While their efforts were sometimes successful, the side effects were too severe for widespread use.

In the mid-1960s, when ICI46474 was being tested, despite the growing awareness of breast cancer, the research seemed to have come to a standstill.

A mastectomy, in which the cancerous area of ​​a woman’s breast is removed, along with chemotherapy or radiation therapy, used to be considered the only way forward.

This would soon change.

Thanks to a combination of luck, common sense, and a “war on cancer” that began in the United States in the 1970s, there has been renewed interest in developing an estrogen blocker to treat breast cancer.

But in the US, the most coveted market by pharmaceutical companies, ICI46474, which came to be called tamoxifen, took a while to get approved. Walpole died in 1977, without seeing his research progress and medicine become a worldwide success.

In 1977, “there was a breakthrough when Dora Richardson gave me tamoxifen metabolites,” says Craig Jordan. A metabolite is a byproduct of what happens when the body breaks down the drug and turns it into other substances;

“My lab team showed that a tamoxifen metabolite was 100 times more potent than tamoxifen as an anti-estrogen. It was a drug like no other that had ever been seen, it was that strong,” says Jordan.

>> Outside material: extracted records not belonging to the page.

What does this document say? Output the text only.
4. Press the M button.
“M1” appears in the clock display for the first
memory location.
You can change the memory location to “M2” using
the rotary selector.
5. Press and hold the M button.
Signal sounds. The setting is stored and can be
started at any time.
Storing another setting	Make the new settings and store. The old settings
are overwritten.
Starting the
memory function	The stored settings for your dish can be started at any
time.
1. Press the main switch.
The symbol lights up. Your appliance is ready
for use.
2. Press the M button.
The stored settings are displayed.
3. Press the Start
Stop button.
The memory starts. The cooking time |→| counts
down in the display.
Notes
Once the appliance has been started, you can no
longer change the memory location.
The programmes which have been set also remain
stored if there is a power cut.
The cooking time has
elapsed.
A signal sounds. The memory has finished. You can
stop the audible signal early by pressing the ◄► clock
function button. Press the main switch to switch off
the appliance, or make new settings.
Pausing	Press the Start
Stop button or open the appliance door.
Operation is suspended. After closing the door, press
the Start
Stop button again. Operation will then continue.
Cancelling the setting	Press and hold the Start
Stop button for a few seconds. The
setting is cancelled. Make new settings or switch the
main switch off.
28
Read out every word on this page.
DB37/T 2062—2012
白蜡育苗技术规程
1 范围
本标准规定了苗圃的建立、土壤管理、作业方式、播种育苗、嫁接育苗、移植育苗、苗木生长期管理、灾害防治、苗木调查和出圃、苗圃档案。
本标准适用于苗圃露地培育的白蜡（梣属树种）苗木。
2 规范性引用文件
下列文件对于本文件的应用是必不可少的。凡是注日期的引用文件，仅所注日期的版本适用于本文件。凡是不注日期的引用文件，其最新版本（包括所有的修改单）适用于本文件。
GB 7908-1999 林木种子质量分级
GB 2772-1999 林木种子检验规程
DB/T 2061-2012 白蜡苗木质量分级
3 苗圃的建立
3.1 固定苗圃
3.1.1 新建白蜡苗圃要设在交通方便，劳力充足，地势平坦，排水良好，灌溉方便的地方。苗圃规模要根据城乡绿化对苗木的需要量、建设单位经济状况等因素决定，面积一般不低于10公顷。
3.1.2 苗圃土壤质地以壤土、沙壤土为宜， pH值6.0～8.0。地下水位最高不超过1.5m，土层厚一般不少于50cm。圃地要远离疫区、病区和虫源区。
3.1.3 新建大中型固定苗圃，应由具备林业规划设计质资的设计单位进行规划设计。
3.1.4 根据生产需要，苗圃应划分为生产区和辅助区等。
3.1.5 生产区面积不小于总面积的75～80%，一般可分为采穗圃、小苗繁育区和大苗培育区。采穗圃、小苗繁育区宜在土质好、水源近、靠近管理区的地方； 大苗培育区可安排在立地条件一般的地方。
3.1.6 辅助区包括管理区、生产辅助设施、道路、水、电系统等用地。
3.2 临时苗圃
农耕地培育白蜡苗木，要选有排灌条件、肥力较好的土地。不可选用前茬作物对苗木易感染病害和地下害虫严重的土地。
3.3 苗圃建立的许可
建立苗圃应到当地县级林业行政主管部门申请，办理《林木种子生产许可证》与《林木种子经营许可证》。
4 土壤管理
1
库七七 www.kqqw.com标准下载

“When I brought the information to ICI, the room fell silent. They asked me to respect not to say anything about what I had discovered. I agreed because I wanted tamoxifen to be successful in the United States.”

While ICI has received the packet of metabolites, Jordan has not released his finding. Then he published an article announcing the discovery of the most powerful anti-estrogen in the world, which became the basis for all subsequent anti-estrogens.

Tamoxifen was approved for use in the United States in late 1977, an important milestone in the drug’s path to global success.

This is how a chemical compound that failed to live up to its initial promise became a wonder drug that was included in the World Health Organization’s (WHO) List of Essential Medicines.

Self-exams and routine tests are important for cancer detection

How tamoxifen works

Breast cancers that have estrogen receptors are called estrogen receptor positive (or ER+) cancers.

This means that the tumors feed on this female hormone, which circulates in the woman’s bloodstream.

Being estrogen dependent is the Achilles heel of ER+ tumors: It makes them sensitive to drugs like tamoxifen, which prevent estrogen from affecting cancer cells.

The drug works as if it were blocking a door: it binds to the estrogen receptor, preventing the hormone from entering and thus stopping the tumor from advancing.

That’s why it’s considered one of the greatest advances in cancer treatment.

According to WHO, breast cancer is the most commonly diagnosed type of cancer, accounting for 1 in 8 cancer diagnoses worldwide. In 2020 alone, there were an estimated 2.3 million new cases of breast cancer worldwide and an estimated 685,000 deaths from the disease.

And about 70% of breast cancers are ER+.